It’s nearly spring – a time when many people start thinking about moving house. And anyone who has ever bought or sold a home knows just what an emotional time it can be, with surveys placing it just below getting divorced on the stressful life events scale.
For a start, when it comes to negotiating the price, buyers and sellers often disagree about how much the house is actually worth; a 2015 study of American homeowners, for example, found they overestimated the value of their houses by an average eight percent.
For the seller, simply owning the house means they think it’s worth more than they would if buying the exact same house again, a phenomenon known as the endowment effect.
Hate to lose
Researchers have suggested that the seller experiences loss aversion – where we feel the pain of a loss more than an equivalent gain. We can justify “losing” something in our possession, if someone is willing to pay a premium for it.
More recent studies have suggested that the endowment effect may occur because ownership “creates an association between the item and the self”. Researchers tested this by subjecting people to “self-threats” - making them feel bad about themselves by focusing on a time they were rejected. They found that these people subsequently demanded more money to sell an object that they owned compared to the price charged by people whose self-esteem was still intact. The rejected group were using their possessions to “affirm their self”, which backs up the theory that possessions become a part of us. We might, therefore, overvalue our homes simply because they become part of who we are.
Sellers who have spent all their free time painting walls and laying floors may be particularly unrealistic about the value of their homes. Dubbed the “Ikea effect”, it’s the tendency to be more enthusiastic about our own creations than others would be. Keen-DIYers build up “sweat equity” in their property and believe the price has risen accordingly with their efforts.
Buyers should also be wary of falling in love with a house that’s being sold by someone who bought at the top of the market. These vendors are more likely to hold out for a higher price than those who bought a comparable home when house prices were lower, according to Bank of England research. No one wants to feel like they’ve made a bad investment, so those who bought high ask for more when they sell on. This psychological effect holds true even when the seller is mortgage-free and not requiring a high sale price for the deposit on their next home.
Of course, sellers may well find that person willing to pay top dollar for their property – but it can also mean their home languishes on the property market for months. One way they can try to secure a good price, though, is to use the concept of “anchoring”. This is the way that people tend to rely heavily on an initial piece of information when making decisions.

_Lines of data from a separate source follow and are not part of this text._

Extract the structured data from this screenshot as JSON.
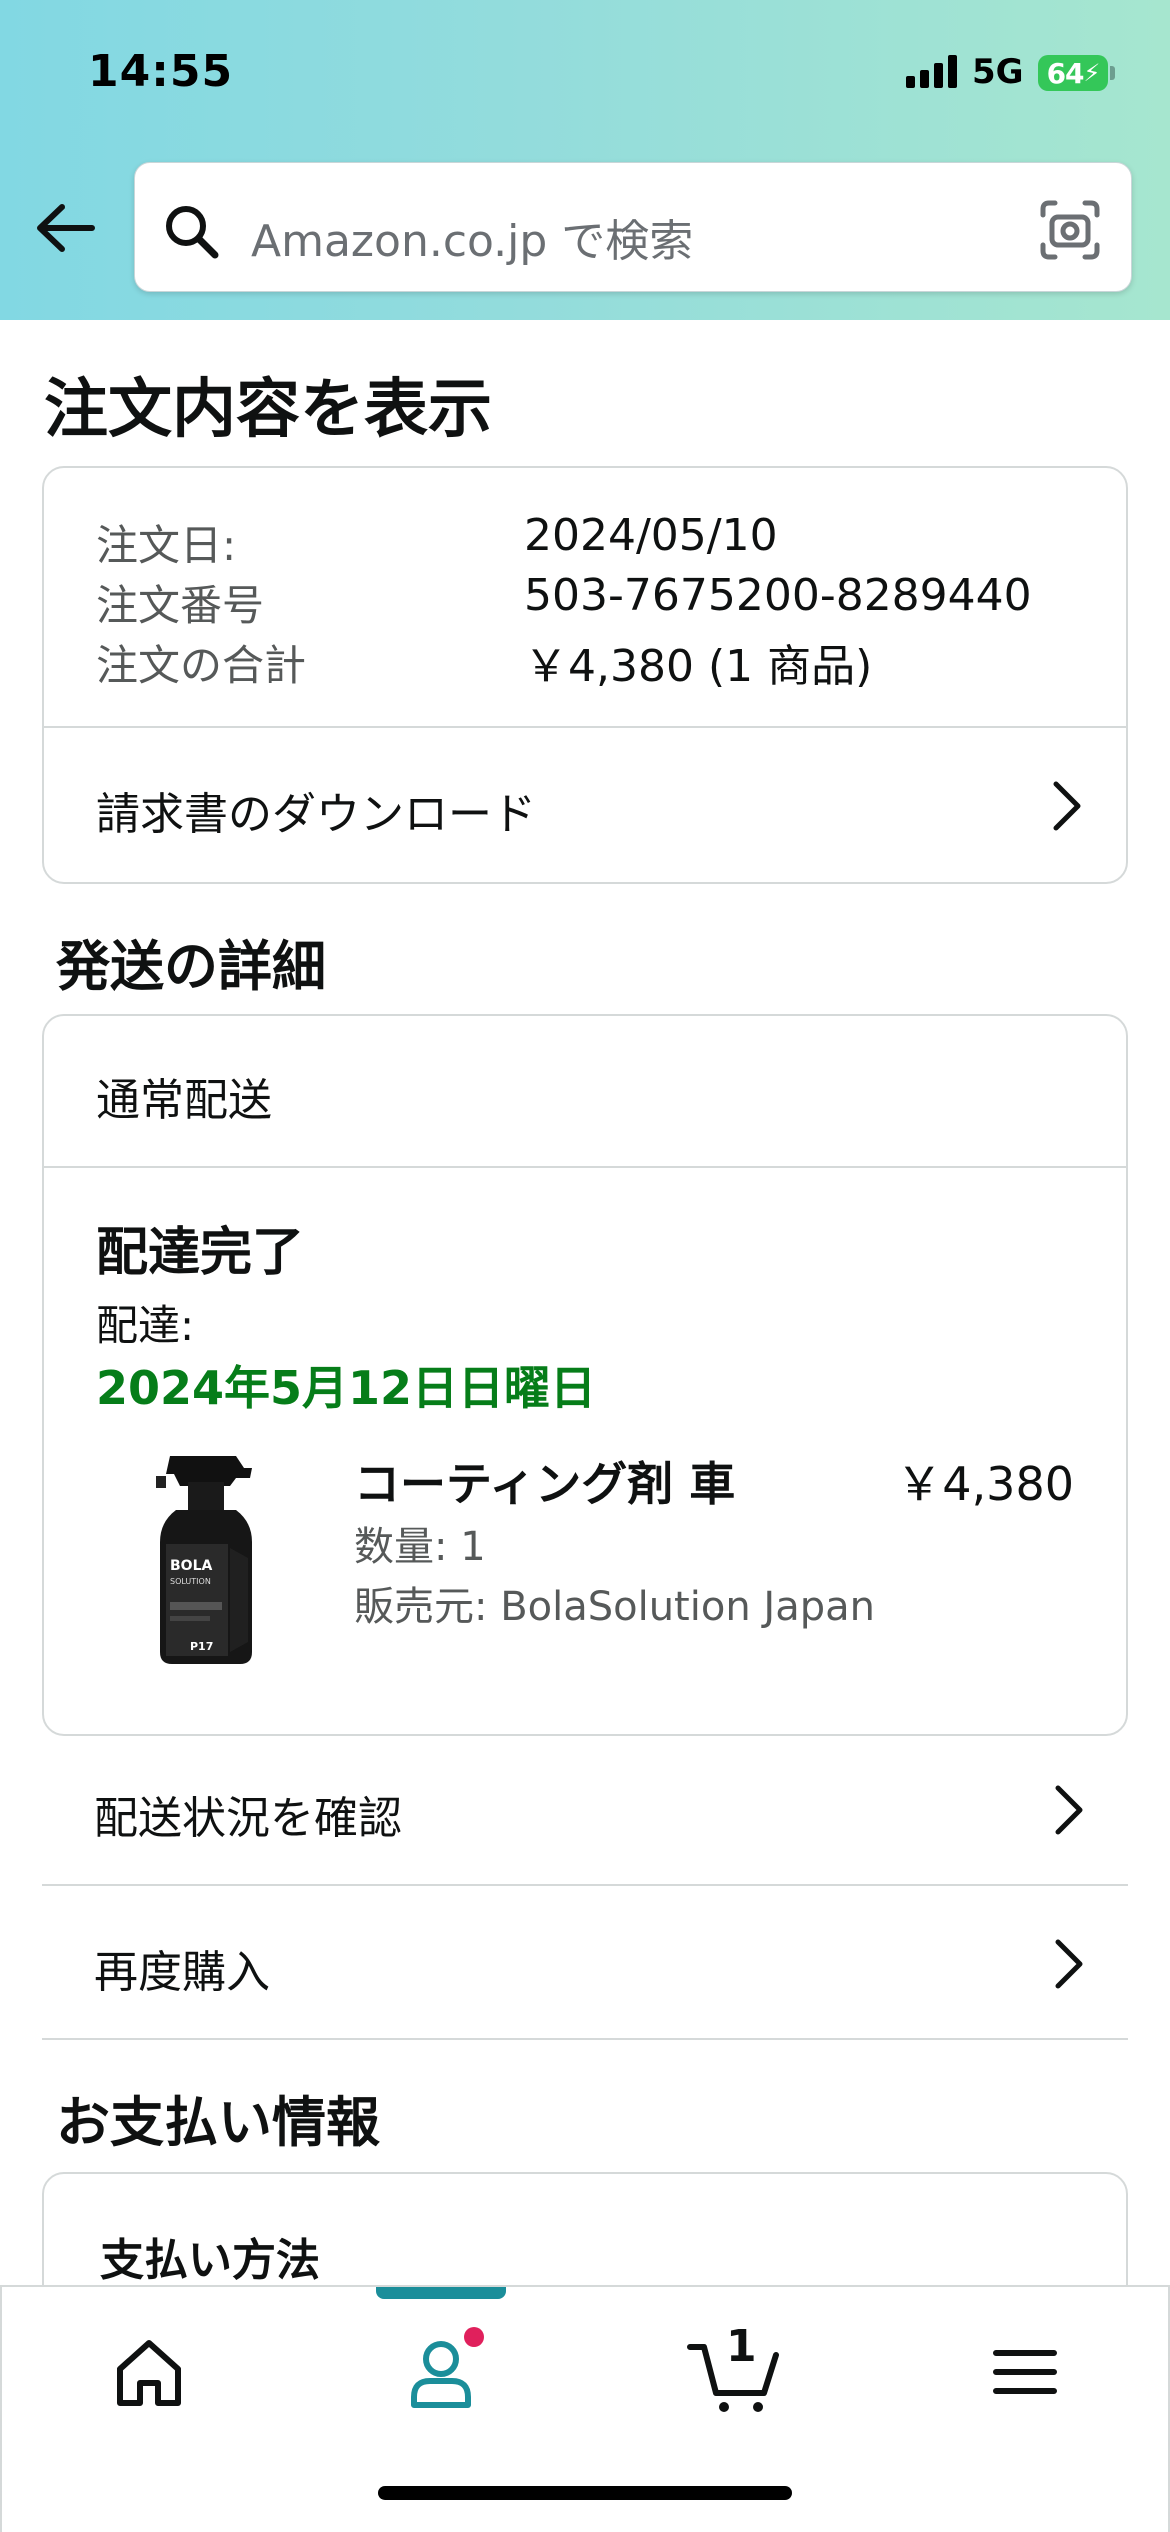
{
  "status_bar": {
    "time": "14:55",
    "network": "5G",
    "battery": "64"
  },
  "search": {
    "placeholder": "Amazon.co.jp で検索"
  },
  "page_title": "注文内容を表示",
  "order_summary": {
    "rows": [
      {
        "label": "注文日:",
        "value": "2024/05/10"
      },
      {
        "label": "注文番号",
        "value": "503-7675200-8289440"
      },
      {
        "label": "注文の合計",
        "value": "￥4,380 (1 商品)"
      }
    ],
    "invoice_link": "請求書のダウンロード"
  },
  "shipping": {
    "section_title": "発送の詳細",
    "method": "通常配送",
    "status": "配達完了",
    "delivered_label": "配達:",
    "delivered_date": "2024年5月12日日曜日",
    "item": {
      "title": "コーティング剤 車",
      "price": "￥4,380",
      "quantity": "数量: 1",
      "seller": "販売元: BolaSolution Japan",
      "image_brand": "BOLA",
      "image_sub": "SOLUTION",
      "image_code": "P17"
    },
    "track_link": "配送状況を確認",
    "buy_again_link": "再度購入"
  },
  "payment": {
    "section_title": "お支払い情報",
    "method_title": "支払い方法"
  },
  "nav": {
    "cart_count": "1"
  },
  "colors": {
    "accent_teal": "#1b8e9a",
    "delivery_green": "#067d19",
    "badge_pink": "#e0205c"
  }
}
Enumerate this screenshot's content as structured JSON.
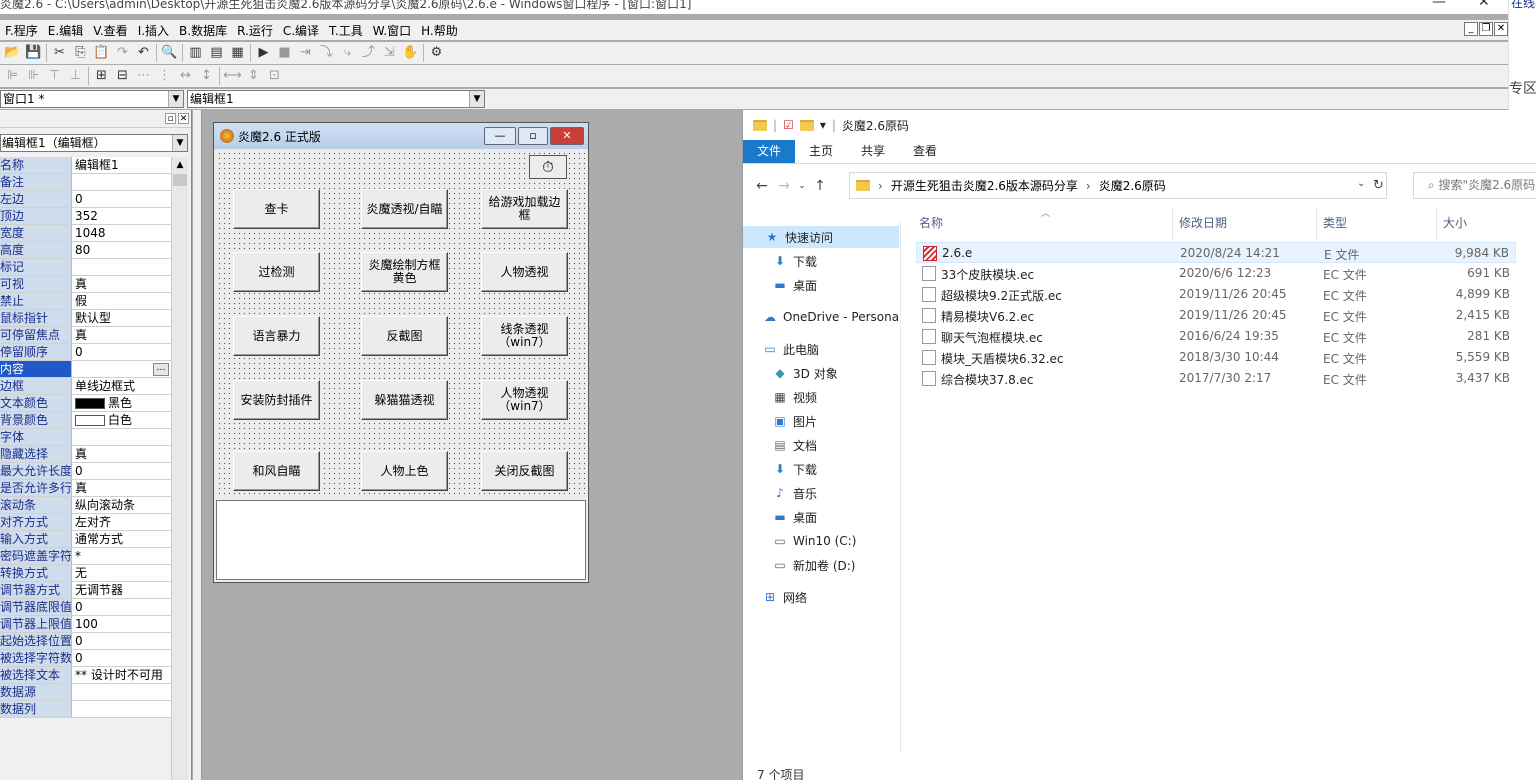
{
  "ide": {
    "title_bar": "炎魔2.6 - C:\\Users\\admin\\Desktop\\开源生死狙击炎魔2.6版本源码分享\\炎魔2.6原码\\2.6.e - Windows窗口程序 - [窗口:窗口1]",
    "window_controls": [
      "—",
      "□",
      "✕"
    ],
    "menu": [
      "F.程序",
      "E.编辑",
      "V.查看",
      "I.插入",
      "B.数据库",
      "R.运行",
      "C.编译",
      "T.工具",
      "W.窗口",
      "H.帮助"
    ],
    "window_combo": "窗口1 *",
    "control_combo": "编辑框1",
    "property_panel": {
      "object_combo": "编辑框1（编辑框）",
      "rows": [
        {
          "name": "名称",
          "value": "编辑框1"
        },
        {
          "name": "备注",
          "value": ""
        },
        {
          "name": "左边",
          "value": "0"
        },
        {
          "name": "顶边",
          "value": "352"
        },
        {
          "name": "宽度",
          "value": "1048"
        },
        {
          "name": "高度",
          "value": "80"
        },
        {
          "name": "标记",
          "value": ""
        },
        {
          "name": "可视",
          "value": "真"
        },
        {
          "name": "禁止",
          "value": "假"
        },
        {
          "name": "鼠标指针",
          "value": "默认型"
        },
        {
          "name": "可停留焦点",
          "value": "真"
        },
        {
          "name": "停留顺序",
          "value": "0"
        },
        {
          "name": "内容",
          "value": "…"
        },
        {
          "name": "边框",
          "value": "单线边框式"
        },
        {
          "name": "文本颜色",
          "value": "黑色",
          "swatch": "#000000"
        },
        {
          "name": "背景颜色",
          "value": "白色",
          "swatch": "#ffffff"
        },
        {
          "name": "字体",
          "value": ""
        },
        {
          "name": "隐藏选择",
          "value": "真"
        },
        {
          "name": "最大允许长度",
          "value": "0"
        },
        {
          "name": "是否允许多行",
          "value": "真"
        },
        {
          "name": "滚动条",
          "value": "纵向滚动条"
        },
        {
          "name": "对齐方式",
          "value": "左对齐"
        },
        {
          "name": "输入方式",
          "value": "通常方式"
        },
        {
          "name": "密码遮盖字符",
          "value": "*"
        },
        {
          "name": "转换方式",
          "value": "无"
        },
        {
          "name": "调节器方式",
          "value": "无调节器"
        },
        {
          "name": "调节器底限值",
          "value": "0"
        },
        {
          "name": "调节器上限值",
          "value": "100"
        },
        {
          "name": "起始选择位置",
          "value": "0"
        },
        {
          "name": "被选择字符数",
          "value": "0"
        },
        {
          "name": "被选择文本",
          "value": "** 设计时不可用"
        },
        {
          "name": "数据源",
          "value": ""
        },
        {
          "name": "数据列",
          "value": ""
        }
      ]
    },
    "designed_form": {
      "title": "炎魔2.6 正式版",
      "timer_icon": "⏱",
      "buttons": [
        "查卡",
        "炎魔透视/自瞄",
        "给游戏加载边框",
        "过检测",
        "炎魔绘制方框黄色",
        "人物透视",
        "语言暴力",
        "反截图",
        "线条透视（win7）",
        "安装防封插件",
        "躲猫猫透视",
        "人物透视（win7）",
        "和风自瞄",
        "人物上色",
        "关闭反截图"
      ]
    }
  },
  "explorer": {
    "title": "炎魔2.6原码",
    "tabs": [
      "文件",
      "主页",
      "共享",
      "查看"
    ],
    "breadcrumb": [
      "开源生死狙击炎魔2.6版本源码分享",
      "炎魔2.6原码"
    ],
    "search_placeholder": "搜索\"炎魔2.6原码\"",
    "nav": [
      {
        "label": "快速访问",
        "icon": "★"
      },
      {
        "label": "下载",
        "icon": "⬇"
      },
      {
        "label": "桌面",
        "icon": "▬"
      },
      {
        "label": "OneDrive - Persona",
        "icon": "☁"
      },
      {
        "label": "此电脑",
        "icon": "▭"
      },
      {
        "label": "3D 对象",
        "icon": "◆"
      },
      {
        "label": "视频",
        "icon": "▦"
      },
      {
        "label": "图片",
        "icon": "▣"
      },
      {
        "label": "文档",
        "icon": "▤"
      },
      {
        "label": "下载",
        "icon": "⬇"
      },
      {
        "label": "音乐",
        "icon": "♪"
      },
      {
        "label": "桌面",
        "icon": "▬"
      },
      {
        "label": "Win10 (C:)",
        "icon": "▭"
      },
      {
        "label": "新加卷 (D:)",
        "icon": "▭"
      },
      {
        "label": "网络",
        "icon": "⊞"
      }
    ],
    "columns": [
      "名称",
      "修改日期",
      "类型",
      "大小"
    ],
    "files": [
      {
        "name": "2.6.e",
        "date": "2020/8/24 14:21",
        "type": "E 文件",
        "size": "9,984 KB"
      },
      {
        "name": "33个皮肤模块.ec",
        "date": "2020/6/6 12:23",
        "type": "EC 文件",
        "size": "691 KB"
      },
      {
        "name": "超级模块9.2正式版.ec",
        "date": "2019/11/26 20:45",
        "type": "EC 文件",
        "size": "4,899 KB"
      },
      {
        "name": "精易模块V6.2.ec",
        "date": "2019/11/26 20:45",
        "type": "EC 文件",
        "size": "2,415 KB"
      },
      {
        "name": "聊天气泡框模块.ec",
        "date": "2016/6/24 19:35",
        "type": "EC 文件",
        "size": "281 KB"
      },
      {
        "name": "模块_天盾模块6.32.ec",
        "date": "2018/3/30 10:44",
        "type": "EC 文件",
        "size": "5,559 KB"
      },
      {
        "name": "综合模块37.8.ec",
        "date": "2017/7/30 2:17",
        "type": "EC 文件",
        "size": "3,437 KB"
      }
    ],
    "status": "7 个项目"
  },
  "right_edge": {
    "top_text": "在线视",
    "mid_text": "专区"
  }
}
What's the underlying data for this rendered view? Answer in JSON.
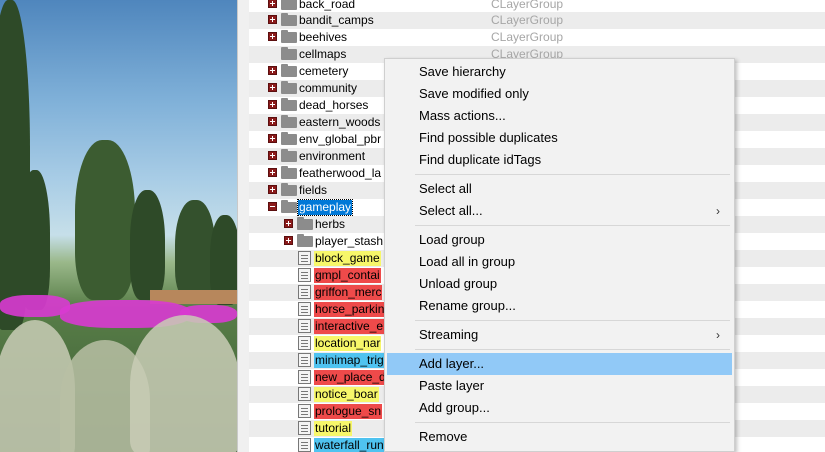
{
  "tree": {
    "rows": [
      {
        "label": "back_road",
        "type": "CLayerGroup"
      },
      {
        "label": "bandit_camps",
        "type": "CLayerGroup"
      },
      {
        "label": "beehives",
        "type": "CLayerGroup"
      },
      {
        "label": "cellmaps",
        "type": "CLayerGroup"
      },
      {
        "label": "cemetery"
      },
      {
        "label": "community"
      },
      {
        "label": "dead_horses"
      },
      {
        "label": "eastern_woods"
      },
      {
        "label": "env_global_pbr"
      },
      {
        "label": "environment"
      },
      {
        "label": "featherwood_la"
      },
      {
        "label": "fields"
      },
      {
        "label": "gameplay"
      },
      {
        "label": "herbs"
      },
      {
        "label": "player_stash"
      },
      {
        "label": "block_game"
      },
      {
        "label": "gmpl_contai"
      },
      {
        "label": "griffon_merc"
      },
      {
        "label": "horse_parkin"
      },
      {
        "label": "interactive_e"
      },
      {
        "label": "location_nar"
      },
      {
        "label": "minimap_trig"
      },
      {
        "label": "new_place_d"
      },
      {
        "label": "notice_boar"
      },
      {
        "label": "prologue_sn"
      },
      {
        "label": "tutorial"
      },
      {
        "label": "waterfall_run"
      }
    ]
  },
  "colors": {
    "yellow": "#f7f76a",
    "red": "#ee4a4a",
    "blue": "#4fc3f0",
    "selection": "#0078d7",
    "menu_hover": "#91c9f7",
    "expander": "#8b1a1a"
  },
  "menu": {
    "items": [
      {
        "label": "Save hierarchy"
      },
      {
        "label": "Save modified only"
      },
      {
        "label": "Mass actions..."
      },
      {
        "label": "Find possible duplicates"
      },
      {
        "label": "Find duplicate idTags"
      },
      {
        "label": "Select all"
      },
      {
        "label": "Select all...",
        "submenu": "›"
      },
      {
        "label": "Load group"
      },
      {
        "label": "Load all in group"
      },
      {
        "label": "Unload group"
      },
      {
        "label": "Rename group..."
      },
      {
        "label": "Streaming",
        "submenu": "›"
      },
      {
        "label": "Add layer..."
      },
      {
        "label": "Paste layer"
      },
      {
        "label": "Add group..."
      },
      {
        "label": "Remove"
      }
    ]
  }
}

Listing the house for a high price would mean that when it comes to negotiations, buyers will have that figure in mind, and may potentially offer more than they would if it was listed for a lower figure. While estate agents often recommend under-pricing in the hope of attracting more interest and generating a bidding war, studies have shown that it’s higher listing values that actually result in higher sale prices.
If you’re not tied to putting your house on the market at a specific time, try timing it for spring or summer. People tend to pay more for houses in spring, according to an analysis of data by American property website Zillow. It found that homes in the USA sold from mid-March to mid-April sold for two percent more than the average listing – a premium of $4,000.
A study by the London School of Economics backs this up. It found that American house prices increased by three percentage points in the spring and summer, while UK prices jumped by eight percentage points. With buyers more inclined to view houses when the weather perks up there’s more demand, so vendors can charge more. Savvy buyers should wrap up warm and get looking in autumn and winter.
While there are many different reasons for moving house, be wary of relocating to a more aspirational neighbourhood just because you can. Social comparison theory describes the way that we often determine our worth based on how we stack up against others. Behavioural economist George Loewenstein and his team explain how some people might move to a new area to give themselves a sensation of status relative to their current peers. But as soon as they’re in the new neighbourhood they start comparing themselves to their richer neighbours, with their expensive cars and bigger houses, and don’t feel as good as they thought they would.
So think hard about whether the grass on that new lawn really will be greener. You might be better off skipping the stress of moving and staying put instead.